By Mark W. Bennett│Am. U. L. Rev. 1331 (2015)
The soul of America’s civil and criminal justice systems is the ability of jurors and judges to accurately determine the facts of a dispute. This invariably implicates the credibility of witnesses. In making credibility determinations, jurors and judges necessarily decide the accuracy of witnesses’ memories and the effect of the witnesses’ demeanor on their credibility.
Almost all jurisdictions’ pattern jury instructions about witness credibility explain nothing about how a witness’s memories for events and conversations work—and how startlingly fallible memories actually are. They simply instruct the jurors to consider the witness’s “memory” with no additional guidance. Similarly, the same pattern jury instructions on demeanor seldom do more than ask jurors to speculate about a witness’s demeanor by instructing them to merely observe “the manner of the witness” while testifying. Yet, thousands of cognitive psychological studies have provided major insights into witness memory and demeanor. The resulting cognitive psychological principles that are now widely accepted as the gold standard about witness memory and demeanor are often contrary to what jurors intuitively, but wrongly, believe.
Most jurors believe that memory works like a video camera that can perfectly recall the details of past events. Rather, memory is more like a Wikipedia page where you can go in and change it, but so can everyone else. Memories are so malleable, numerous, diverse, and innocuous that post-event information alters them, at times in very dramatic ways. Memories can be distorted, contaminated, and even, with modest cues, falsely imagined. For example, an extremely small universe of people have highly superior autobiographical memory (“HSAM”). They can recall past details (like the color of the shirt they were wearing on August 1, 1995) from memory almost as well as a video camera.
HSAM individuals’ memories are not infallible, however. In one study, HSAM participants falsely remembered seeing news film clips of United Flight 93 crashing in a field in Pennsylvania on September 11, 2001. No such film exists. Thus, no group that is free from memory distortions has ever been discovered. In one interesting study, students on a college campus were asked to either perform or imagine certain normal and bizarre actions: (1) check the Pepsi machine for change; and (2) propose marriage to the Pepsi machine. Two weeks later, the students were tested and demonstrated substantial imagination inflation leading to false recognition of whether they performed or imagined the actions.
Few legal principles are more deeply embedded in American jurisprudence than the importance of demeanor evidence in deciding witness credibility. Historically, demeanor evidence is one of the premises for the need for live testimony, the rule against hearsay, and the right of confrontation under the Sixth Amendment to the United States Constitution.
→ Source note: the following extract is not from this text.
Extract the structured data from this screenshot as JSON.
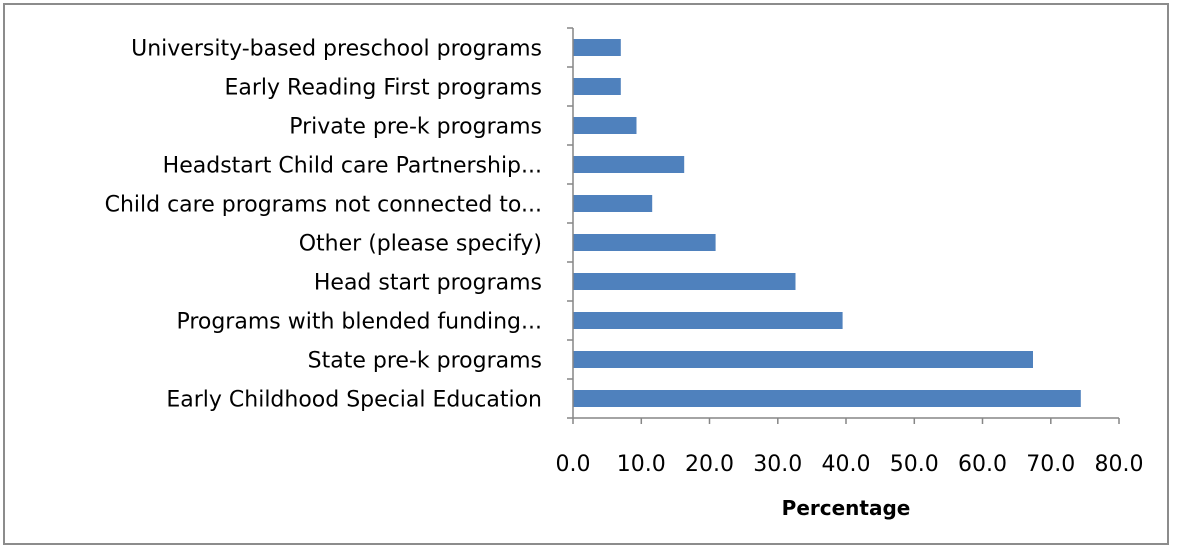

Yet, cognitive psychological studies have consistently established that the typical cultural cues that jurors rely on, including averting eye contact, a furrowed brow, a trembling hand, and stammering speech, for example, have little or nothing to do with a witness’s truthfulness. Also, jurors all too often wrongly assume that there is a strong correlation between a witness’s confidence and the accuracy of that witness’s testimony. Studies have determined that jurors’ perceptions of witness confidence are more important in determining credibility than the witness’s consistency or inconsistency. Another series of studies indicate that, in reality, demeanor evidence predicts witness truthfulness about as accurately as a coin flip.
Once the fact-finder makes credibility determinations, it is nearly impossible to overturn those decisions on post-trial motions or appeal. The secrecy with which credibility determinations are made promotes the legitimacy of fact-finding, but it also shrouds its countless failings. Despite years of overwhelming consensus among cognitive psychology scholars and numerous warnings from thoughtful members of the legal academy, judges have done virtually nothing to identify or to begin trying to solve this serious problem. The one exception is eyewitness identification of suspects in criminal cases, where several state supreme courts have relied heavily on cognitive psychological research to craft better science-based specialized jury instructions.
This Article examines and analyzes the often amazing and illuminating cognitive psychological research on memory and demeanor. It concludes with a Proposed Model Plain English Witness Credibility Instruction that synthesizes and incorporates much of this remarkable research.